Monday, August 19, 2013
After spending a month at camp as a leader-in-training, my youngest daughter was desperately missing the two other L.I.T. girls she spent July with. So what was to be done except spend a week together in August, split between two of their houses?
We hosted them this past weekend, and it was a great reminder of the intensity of camp friendships. There really is something special about bonding over campfires, the craft cabin, and canoe trips. Not having seen each other in three weeks, of course they had hundreds of things to catch up on. And it was wonderful to see the love and kindness they shared with each other.
I made these veggie burgers for the girls and they were a huge hit.
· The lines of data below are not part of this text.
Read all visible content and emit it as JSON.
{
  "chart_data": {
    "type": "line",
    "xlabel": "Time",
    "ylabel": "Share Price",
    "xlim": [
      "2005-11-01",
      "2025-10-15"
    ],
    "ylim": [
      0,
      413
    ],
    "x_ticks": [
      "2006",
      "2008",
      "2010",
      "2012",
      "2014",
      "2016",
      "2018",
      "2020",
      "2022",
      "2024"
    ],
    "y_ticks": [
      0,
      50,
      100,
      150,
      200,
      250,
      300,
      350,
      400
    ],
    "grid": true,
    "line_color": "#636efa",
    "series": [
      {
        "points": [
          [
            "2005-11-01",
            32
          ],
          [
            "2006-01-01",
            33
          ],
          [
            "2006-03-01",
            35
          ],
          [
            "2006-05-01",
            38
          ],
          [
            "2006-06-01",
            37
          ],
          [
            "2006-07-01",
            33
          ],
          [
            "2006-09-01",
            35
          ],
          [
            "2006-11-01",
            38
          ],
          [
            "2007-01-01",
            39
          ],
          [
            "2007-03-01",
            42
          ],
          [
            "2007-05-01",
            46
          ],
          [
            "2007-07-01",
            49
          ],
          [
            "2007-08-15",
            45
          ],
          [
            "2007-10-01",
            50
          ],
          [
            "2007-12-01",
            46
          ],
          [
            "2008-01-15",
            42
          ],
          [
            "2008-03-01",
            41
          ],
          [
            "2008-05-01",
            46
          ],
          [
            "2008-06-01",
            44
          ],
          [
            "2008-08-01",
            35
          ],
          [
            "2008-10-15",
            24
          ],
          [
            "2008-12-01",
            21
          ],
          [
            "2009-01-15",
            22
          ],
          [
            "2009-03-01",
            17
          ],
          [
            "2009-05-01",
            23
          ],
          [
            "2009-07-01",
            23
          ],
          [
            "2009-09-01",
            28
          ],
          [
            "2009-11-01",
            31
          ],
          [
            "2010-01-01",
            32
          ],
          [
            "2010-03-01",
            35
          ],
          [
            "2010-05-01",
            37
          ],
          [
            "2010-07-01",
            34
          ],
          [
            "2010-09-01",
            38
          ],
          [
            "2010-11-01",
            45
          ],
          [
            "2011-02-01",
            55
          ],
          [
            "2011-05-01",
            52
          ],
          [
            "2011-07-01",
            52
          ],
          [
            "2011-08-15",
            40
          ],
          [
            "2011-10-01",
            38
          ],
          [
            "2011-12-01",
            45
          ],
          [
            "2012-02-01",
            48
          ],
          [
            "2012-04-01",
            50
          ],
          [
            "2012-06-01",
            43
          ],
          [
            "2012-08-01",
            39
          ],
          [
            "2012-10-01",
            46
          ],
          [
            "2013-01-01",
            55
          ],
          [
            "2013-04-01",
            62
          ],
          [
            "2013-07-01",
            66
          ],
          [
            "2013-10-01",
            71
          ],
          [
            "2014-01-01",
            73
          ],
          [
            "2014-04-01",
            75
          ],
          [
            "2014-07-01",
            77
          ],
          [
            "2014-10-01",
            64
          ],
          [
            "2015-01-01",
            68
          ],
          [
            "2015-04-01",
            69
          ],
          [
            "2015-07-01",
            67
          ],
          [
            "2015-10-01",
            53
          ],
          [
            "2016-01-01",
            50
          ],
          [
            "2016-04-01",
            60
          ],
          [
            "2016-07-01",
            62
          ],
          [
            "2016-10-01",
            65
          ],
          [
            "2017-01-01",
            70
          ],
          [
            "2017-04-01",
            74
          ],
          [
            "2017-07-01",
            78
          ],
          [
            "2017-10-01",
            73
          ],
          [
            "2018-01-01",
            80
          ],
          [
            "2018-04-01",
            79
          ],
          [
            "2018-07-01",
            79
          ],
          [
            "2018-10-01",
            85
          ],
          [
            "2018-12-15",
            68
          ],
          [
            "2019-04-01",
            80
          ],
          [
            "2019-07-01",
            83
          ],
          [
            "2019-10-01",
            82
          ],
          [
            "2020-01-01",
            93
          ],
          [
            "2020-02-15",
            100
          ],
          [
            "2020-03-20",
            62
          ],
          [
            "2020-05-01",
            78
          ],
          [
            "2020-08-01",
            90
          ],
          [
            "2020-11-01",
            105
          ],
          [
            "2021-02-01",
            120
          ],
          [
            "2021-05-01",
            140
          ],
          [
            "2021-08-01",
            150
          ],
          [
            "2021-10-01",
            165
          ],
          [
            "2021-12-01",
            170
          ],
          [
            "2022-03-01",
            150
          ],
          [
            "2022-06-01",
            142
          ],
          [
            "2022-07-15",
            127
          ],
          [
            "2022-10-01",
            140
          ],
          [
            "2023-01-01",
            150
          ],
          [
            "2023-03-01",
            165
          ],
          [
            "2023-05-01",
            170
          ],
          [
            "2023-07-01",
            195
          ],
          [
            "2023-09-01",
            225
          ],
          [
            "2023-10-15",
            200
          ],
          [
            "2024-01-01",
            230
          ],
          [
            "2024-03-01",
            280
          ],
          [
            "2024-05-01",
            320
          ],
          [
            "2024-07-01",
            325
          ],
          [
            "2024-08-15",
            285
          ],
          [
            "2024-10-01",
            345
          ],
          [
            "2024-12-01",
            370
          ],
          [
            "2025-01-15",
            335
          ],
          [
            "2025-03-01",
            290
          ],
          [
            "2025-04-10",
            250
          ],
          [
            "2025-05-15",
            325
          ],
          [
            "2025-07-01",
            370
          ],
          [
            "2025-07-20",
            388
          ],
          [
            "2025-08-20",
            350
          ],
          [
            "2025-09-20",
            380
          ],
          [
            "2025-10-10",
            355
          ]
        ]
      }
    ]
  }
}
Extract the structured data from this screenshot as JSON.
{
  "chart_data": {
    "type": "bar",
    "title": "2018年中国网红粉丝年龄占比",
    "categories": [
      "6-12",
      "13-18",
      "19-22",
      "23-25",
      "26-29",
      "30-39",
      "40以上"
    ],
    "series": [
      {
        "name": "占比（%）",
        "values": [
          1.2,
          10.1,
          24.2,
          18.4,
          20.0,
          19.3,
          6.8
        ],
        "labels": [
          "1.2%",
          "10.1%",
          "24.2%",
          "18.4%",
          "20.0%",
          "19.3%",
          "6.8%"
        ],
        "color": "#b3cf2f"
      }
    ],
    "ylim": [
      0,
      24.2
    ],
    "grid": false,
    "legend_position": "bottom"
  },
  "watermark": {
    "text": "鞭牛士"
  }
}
Although we aren't a vegetarian family, I thought the burgers were delicious and I can't wait to make them again!
Black Bean Burgers
(from Bake Your Day)
Black Bean Burgers
1/2 cup uncooked quinoa
1 cup vegetable stock
1 tsp olive oil
2 carrots, peeled and finely diced
1/4 cup onion, diced
1 clove garlic, minced
1 1/2 tsp paprika
1 1/2 tsp ground cumin
1 tsp ground cinnamon
1 tsp ground oregano
1/2 tsp cayenne pepper
1/4 tsp kosher salt
pinch black pepper
1 15-ounce can black beans, drained and rinsed
3 Tbsp ketchup
1 tsp soy sauce
1/2 tsp Sriracha sauce (optional)
1/2 cup panko breadcrumbs, plus more if necessary
2 tsp olive oil, for frying
6 burger buns
Cook the quinoa according to package directions using vegetable stock in place of water.
While the quinoa cooks, heat 1 tsp olive oil in a small skillet. Add carrots, onion and garlic, and saute until soft and fragrant, about 8 minutes.
While the vegetables cook, mix the paprika, cumin, cinnamon, oregano, salt, cayenne pepper and black pepper in a small bowl and set aside.
Pour the rinsed black beans into a large bowl. Add the cooked carrot mixture. Using a pastry blender or two forks, smash the mixture to break down the black beans. Don't mash them completely, just until the mixture is cohesive.
Add the ketchup, soy sauce, Sriracha (if using) and the spice mixture, and stir well. Add the cooked quinoa, 1/2 cup panko and the egg, and mix to combine. If needed, add enough additional panko so the mixture will easily hold together when formed into a patty. Form mixture into six patties and refrigerate for a minimum of 20 minutes, up to a day before cooking.
Heat 2 tsp olive oil in a large skillet. Place patties in the skillet and cook until browned, about 4 minutes per side.